If you know how to use an ice box or cooler for food storage, and a few tricks for making your ice last longer, you can have great meals when you are boating or camping.
Dave and I have done many extended trips where we only had a cooler for storing food. Four times, we’ve gone without a refrigerator for two months or more. And I’ve lost track of how many shorter trips. We eat well on these trips, not just a bunch of dehydrated meals. Here’s how I use a cold box for food storage.
If you don’t have a refrigerator, using an ice box — a built-in box to keep food on ice — or a cooler set up specifically for food storage instead of drinks gives you a lot more options for food storage. The question is how to do it so the food doesn’t end up soggy from the melting ice.
How to Set Up an Ice Box Cooler for Food
In short, rather than placing food directly on the ice in the cooler — which will melt and you’ll end up with your food sitting in water — it’s far better to get some racks or grates and put your food in bins on the racks.
Before heading to the store, measure the length and width of your icebox or cooler. If it’s not a rectangle, sketch the space and write down the measurements.
Depending on the size space and your “handy-ness” you can either use several plastic-covered wire “organizers” as shown in the picture, or you can cut wire shelves or grates to size and mount 1×1 strips for the shelves to rest on (you need to be able to easily remove the shelves to replace ice and clean the box, so don’t mount them permanently).
If you use racks like I did, they don’t have to 100% fill the inside of the ice box. They just have to sufficiently fill the space to form a solid base for the bins. Two things are important, however:
- you want all the tops to be level, without protrusions that will interfere with your bins, and
- you want the racks 5″ to 6″ off the bottom of the ice box so that sufficient ice can fit under them
If you want a heavier-duty shelf, wire closet shelves are available in most home improvement stores and they can be cut to whatever size you need. They are much sturdier if you’re trying to span a larger distance.
Put Your Food in Bins on the Shelves
Then get some bins to hold your food. I like the Sterilite bins shown, with solid bottoms (less bruising of produce than having holes in the bottom) and ventilated sides (to allow the cold air to circulate). I got both the racks and bins in the housewares/storage department in Wal-mart.
Think about what you’ll want to store in the bins and size them accordingly — for example, if you like celery, you’ll need a bin that’s big enough for it!
Depending on the depth of your ice box cooler, you can also get stacking bins and have a double layer. Put the things that need to stay the coldest on the bottom. Not only is it nearest the ice, but hot air rises, so it’s always warmest at the top.
How to Make Ice Last Longer
Block ice will last far longer than cubes, although cubes will chill things faster.

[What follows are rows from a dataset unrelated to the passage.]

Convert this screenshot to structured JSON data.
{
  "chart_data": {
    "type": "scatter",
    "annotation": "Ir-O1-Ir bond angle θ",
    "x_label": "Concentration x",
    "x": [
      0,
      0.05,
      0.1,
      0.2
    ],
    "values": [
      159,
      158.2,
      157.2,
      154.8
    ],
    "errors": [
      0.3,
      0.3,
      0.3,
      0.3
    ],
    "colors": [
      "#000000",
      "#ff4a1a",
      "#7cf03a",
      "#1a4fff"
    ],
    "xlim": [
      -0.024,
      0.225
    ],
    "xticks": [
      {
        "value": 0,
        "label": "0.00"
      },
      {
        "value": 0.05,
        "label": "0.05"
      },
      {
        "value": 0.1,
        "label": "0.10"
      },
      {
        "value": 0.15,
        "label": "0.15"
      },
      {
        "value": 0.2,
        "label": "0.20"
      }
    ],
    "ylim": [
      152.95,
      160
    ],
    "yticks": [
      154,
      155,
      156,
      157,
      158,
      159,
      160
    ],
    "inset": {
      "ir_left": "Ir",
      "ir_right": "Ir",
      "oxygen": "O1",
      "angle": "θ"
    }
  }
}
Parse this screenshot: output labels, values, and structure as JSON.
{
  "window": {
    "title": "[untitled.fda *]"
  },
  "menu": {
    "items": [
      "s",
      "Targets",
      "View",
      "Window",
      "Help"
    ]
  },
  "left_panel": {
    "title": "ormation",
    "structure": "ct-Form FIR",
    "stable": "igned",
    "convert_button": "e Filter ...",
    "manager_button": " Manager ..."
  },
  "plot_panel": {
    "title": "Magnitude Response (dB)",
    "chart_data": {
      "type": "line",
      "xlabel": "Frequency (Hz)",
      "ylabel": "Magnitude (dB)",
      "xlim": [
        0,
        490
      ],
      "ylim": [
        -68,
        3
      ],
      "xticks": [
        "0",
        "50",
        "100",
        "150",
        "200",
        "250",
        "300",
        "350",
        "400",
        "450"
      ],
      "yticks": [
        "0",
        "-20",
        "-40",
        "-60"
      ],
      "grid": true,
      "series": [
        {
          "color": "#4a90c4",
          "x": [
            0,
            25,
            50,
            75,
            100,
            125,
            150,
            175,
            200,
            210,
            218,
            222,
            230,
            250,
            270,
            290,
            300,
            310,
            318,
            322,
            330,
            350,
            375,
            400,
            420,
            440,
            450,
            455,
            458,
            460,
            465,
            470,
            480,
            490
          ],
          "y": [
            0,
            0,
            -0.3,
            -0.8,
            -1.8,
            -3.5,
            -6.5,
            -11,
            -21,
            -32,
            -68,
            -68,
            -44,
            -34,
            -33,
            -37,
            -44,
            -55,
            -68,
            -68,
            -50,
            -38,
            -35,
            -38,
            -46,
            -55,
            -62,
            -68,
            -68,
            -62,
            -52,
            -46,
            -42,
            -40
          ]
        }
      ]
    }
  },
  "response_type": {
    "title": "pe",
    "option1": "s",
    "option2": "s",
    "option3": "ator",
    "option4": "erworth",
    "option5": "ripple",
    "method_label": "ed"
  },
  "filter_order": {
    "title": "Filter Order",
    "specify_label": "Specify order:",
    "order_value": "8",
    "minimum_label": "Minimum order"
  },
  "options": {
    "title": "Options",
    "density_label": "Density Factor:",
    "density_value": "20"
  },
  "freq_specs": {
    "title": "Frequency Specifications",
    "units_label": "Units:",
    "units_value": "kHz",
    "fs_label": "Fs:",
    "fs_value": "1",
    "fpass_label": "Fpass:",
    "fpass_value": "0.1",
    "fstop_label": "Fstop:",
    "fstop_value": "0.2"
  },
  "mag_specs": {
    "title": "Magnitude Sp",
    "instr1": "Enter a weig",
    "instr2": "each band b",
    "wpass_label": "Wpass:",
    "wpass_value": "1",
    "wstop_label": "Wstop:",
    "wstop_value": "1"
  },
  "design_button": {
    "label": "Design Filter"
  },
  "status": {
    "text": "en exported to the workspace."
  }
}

For food storage, get block ice when you can — block ice will last 5 to 7 days in a well-insulated ice box even in 90-plus-degree weather (and longer if it’s cooler). Cube ice will only last one to two days. If you freeze the blocks yourself, remove them from any plastic containers (like milk jugs) before putting them in the cooler — the plastic insulates the ice and less cold gets to your food (see my tips for making block ice).
Put the ice under the racks and the food in the bins on the racks. If the ice box has a drain, leave it closed except when you need to drain water out. It’s not a bad thing to have some water around the ice as it’s colder than the air. Leaving the drain open will just let hot air into the ice box.
Using Your Ice Box Cooler for Food
To preserve your ice and food, it’s best to put drinks in a separate cooler. You’re likely to want drinks more often than food, and having them separate means that you won’t be letting cold out and heat into the food cooler every time you get a drink. And if the ice melts on the drinks because of opening that cooler more often, you can still drink the drinks whereas food will spoil if the ice melts faster than you expect.
I use the cooler primarily for produce and dairy items. You can also store pre-frozen commercially vacuum-sealed meats for a few days. What looks to be a bottle of ketchup in the photo above actually holds milk — it’s a much better size to fit in the cooler than the box it came in (read more about boxed milk)!
Although I used this system when camping, our meals certainly didn’t seem like we were “camping out.”